When I started writing Alice and the Warden, I decided that I wanted it to be a three pronged love story.
First, I wanted to depict Alice growing to love herself. The foundation is built on her learning that she has inherent worth as a person, and that she isn’t defined by her past mistakes. As she herself puts it, “I lived like I was disposable, so it was no wonder that I was used and thrown away”. She realizes that before she can move on and build a better life, she needed to accept that she has value.
Second is the story of maternal love. Alice’s main motivation is to be the sort of mother she thinks her daughter deserves, and all of the introspection and hard truths that she admits to herself stem from that desire. After her baby is born, she does her best to empathize and care for her newborn without complaint, even when she’s exhausted. As she says, “I’m her whole world. I’m the reason she exists, and I can never be replaced as her mother. When I think about myself from her perspective, it makes me want to be a totally different person – the sort of person who’s worthy of that love.”

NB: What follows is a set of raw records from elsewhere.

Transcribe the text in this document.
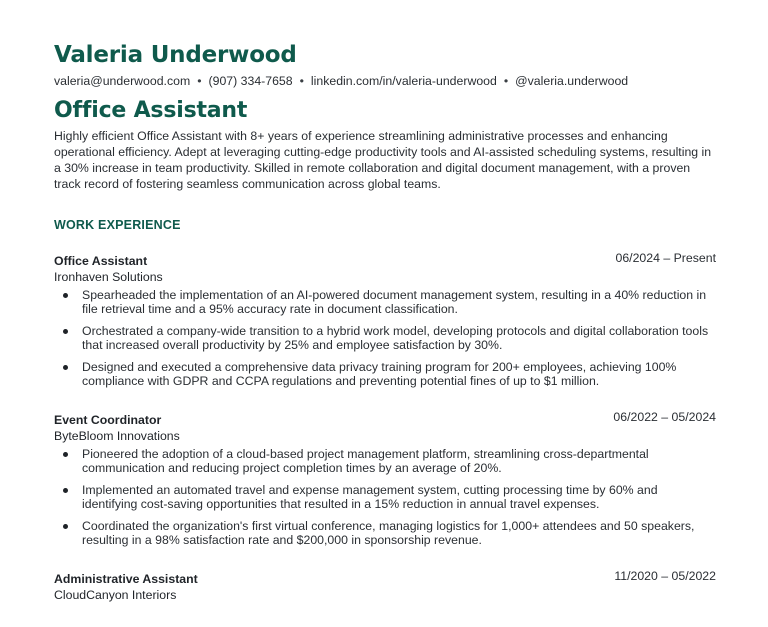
Valeria Underwood
valeria@underwood.com • (907) 334-7658 • linkedin.com/in/valeria-underwood • @valeria.underwood
Office Assistant
Highly efficient Office Assistant with 8+ years of experience streamlining administrative processes and enhancing operational efficiency. Adept at leveraging cutting-edge productivity tools and AI-assisted scheduling systems, resulting in a 30% increase in team productivity. Skilled in remote collaboration and digital document management, with a proven track record of fostering seamless communication across global teams.
WORK EXPERIENCE
Office Assistant	06/2024 – Present
Ironhaven Solutions
Spearheaded the implementation of an AI-powered document management system, resulting in a 40% reduction in file retrieval time and a 95% accuracy rate in document classification.
Orchestrated a company-wide transition to a hybrid work model, developing protocols and digital collaboration tools that increased overall productivity by 25% and employee satisfaction by 30%.
Designed and executed a comprehensive data privacy training program for 200+ employees, achieving 100% compliance with GDPR and CCPA regulations and preventing potential fines of up to $1 million.
Event Coordinator	06/2022 – 05/2024
ByteBloom Innovations
Pioneered the adoption of a cloud-based project management platform, streamlining cross-departmental communication and reducing project completion times by an average of 20%.
Implemented an automated travel and expense management system, cutting processing time by 60% and identifying cost-saving opportunities that resulted in a 15% reduction in annual travel expenses.
Coordinated the organization's first virtual conference, managing logistics for 1,000+ attendees and 50 speakers, resulting in a 98% satisfaction rate and $200,000 in sponsorship revenue.
Administrative Assistant	11/2020 – 05/2022
CloudCanyon Interiors
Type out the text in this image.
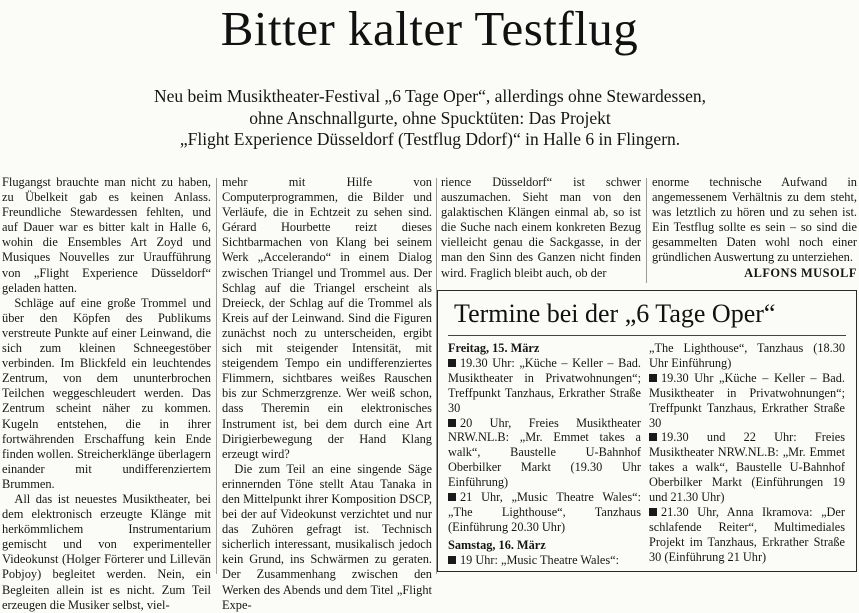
Bitter kalter Testflug
Neu beim Musiktheater-Festival „6 Tage Oper“, allerdings ohne Stewardessen,
ohne Anschnallgurte, ohne Spucktüten: Das Projekt
„Flight Experience Düsseldorf (Testflug Ddorf)“ in Halle 6 in Flingern.

Flugangst brauchte man nicht zu haben, zu Übelkeit gab es keinen Anlass. Freundliche Stewardessen fehlten, und auf Dauer war es bitter kalt in Halle 6, wohin die Ensembles Art Zoyd und Musiques Nouvelles zur Uraufführung von „Flight Experience Düsseldorf“ geladen hatten.

Schläge auf eine große Trommel und über den Köpfen des Publikums verstreute Punkte auf einer Leinwand, die sich zum kleinen Schneegestöber verbinden. Im Blickfeld ein leuchtendes Zentrum, von dem ununterbrochen Teilchen weggeschleudert werden. Das Zentrum scheint näher zu kommen. Kugeln entstehen, die in ihrer fortwährenden Erschaffung kein Ende finden wollen. Streicherklänge überlagern einander mit undifferenziertem Brummen.

All das ist neuestes Musiktheater, bei dem elektronisch erzeugte Klänge mit herkömmlichem Instrumentarium gemischt und von experimenteller Videokunst (Holger Förterer und Lillevän Pobjoy) begleitet werden. Nein, ein Begleiten allein ist es nicht. Zum Teil erzeugen die Musiker selbst, viel-

mehr mit Hilfe von Computerprogrammen, die Bilder und Verläufe, die in Echtzeit zu sehen sind. Gérard Hourbette reizt dieses Sichtbarmachen von Klang bei seinem Werk „Accelerando“ in einem Dialog zwischen Triangel und Trommel aus. Der Schlag auf die Triangel erscheint als Dreieck, der Schlag auf die Trommel als Kreis auf der Leinwand. Sind die Figuren zunächst noch zu unterscheiden, ergibt sich mit steigender Intensität, mit steigendem Tempo ein undifferenziertes Flimmern, sichtbares weißes Rauschen bis zur Schmerzgrenze. Wer weiß schon, dass Theremin ein elektronisches Instrument ist, bei dem durch eine Art Dirigierbewegung der Hand Klang erzeugt wird?

Die zum Teil an eine singende Säge erinnernden Töne stellt Atau Tanaka in den Mittelpunkt ihrer Komposition DSCP, bei der auf Videokunst verzichtet und nur das Zuhören gefragt ist. Technisch sicherlich interessant, musikalisch jedoch kein Grund, ins Schwärmen zu geraten. Der Zusammenhang zwischen den Werken des Abends und dem Titel „Flight Expe-

rience Düsseldorf“ ist schwer auszumachen. Sieht man von den galaktischen Klängen einmal ab, so ist die Suche nach einem konkreten Bezug vielleicht genau die Sackgasse, in der man den Sinn des Ganzen nicht finden wird. Fraglich bleibt auch, ob der

enorme technische Aufwand in angemessenem Verhältnis zu dem steht, was letztlich zu hören und zu sehen ist. Ein Testflug sollte es sein – so sind die gesammelten Daten wohl noch einer gründlichen Auswertung zu unterziehen.

ALFONS MUSOLF
Termine bei der „6 Tage Oper“

Freitag, 15. März

19.30 Uhr: „Küche – Keller – Bad. Musiktheater in Privatwohnungen“; Treffpunkt Tanzhaus, Erkrather Straße 30

20 Uhr, Freies Musiktheater NRW.NL.B: „Mr. Emmet takes a walk“, Baustelle U-Bahnhof Oberbilker Markt (19.30 Uhr Einführung)

21 Uhr, „Music Theatre Wales“: „The Lighthouse“, Tanzhaus (Einführung 20.30 Uhr)

Samstag, 16. März

19 Uhr: „Music Theatre Wales“:

„The Lighthouse“, Tanzhaus (18.30 Uhr Einführung)

19.30 Uhr „Küche – Keller – Bad. Musiktheater in Privatwohnungen“; Treffpunkt Tanzhaus, Erkrather Straße 30

19.30 und 22 Uhr: Freies Musiktheater NRW.NL.B: „Mr. Emmet takes a walk“, Baustelle U-Bahnhof Oberbilker Markt (Einführungen 19 und 21.30 Uhr)

21.30 Uhr, Anna Ikramova: „Der schlafende Reiter“, Multimediales Projekt im Tanzhaus, Erkrather Straße 30 (Einführung 21 Uhr)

Third is the marriage between Alice and Hackett. Their relationship is built on companionship and acceptance, as they skip past the stereotypical romance and dive right in to quiet evenings at home with the baby — but they’re still flirty and affectionate whenever they get the chance. They aren’t perfect, but they’re determined to love and support each other, especially when things get tough. Because they both come from painful backgrounds, they find refuge in each other.
Alice: “I feel like it’s okay to be damaged with you. My real dad abandoned me because my parents divorced, but now I can rely on you to look out for me instead, you know? And you’re so good with Alicia, that I never want you to leave me. I love you. Probably more than I would have if I wasn’t damaged.”
Hackett: “She wants to make sure that Alicia doesn’t grow up lonely and vulnerable the way she did, and she wants to make sure that our marriage never grows cold and distant. And you know what? It makes me feel safe. I can be myself without turning into a giant disappointment.”
In retrospect, my original plan of wrapping it all up in 15,000 words was pretty silly. The character development is more ambitious than that would have allowed for.
Anyway, I promise that I’m not being self-congratulatory or anything like that. This year has been stressful in more ways than one, which has made me more forgetful than usual, so I decided that it was a good idea to start compiling my thoughts and goals with this novel. Truth is, I’m not sure I’ve satisfactorily met my goals with this story yet, since it’s still very much a work in progress.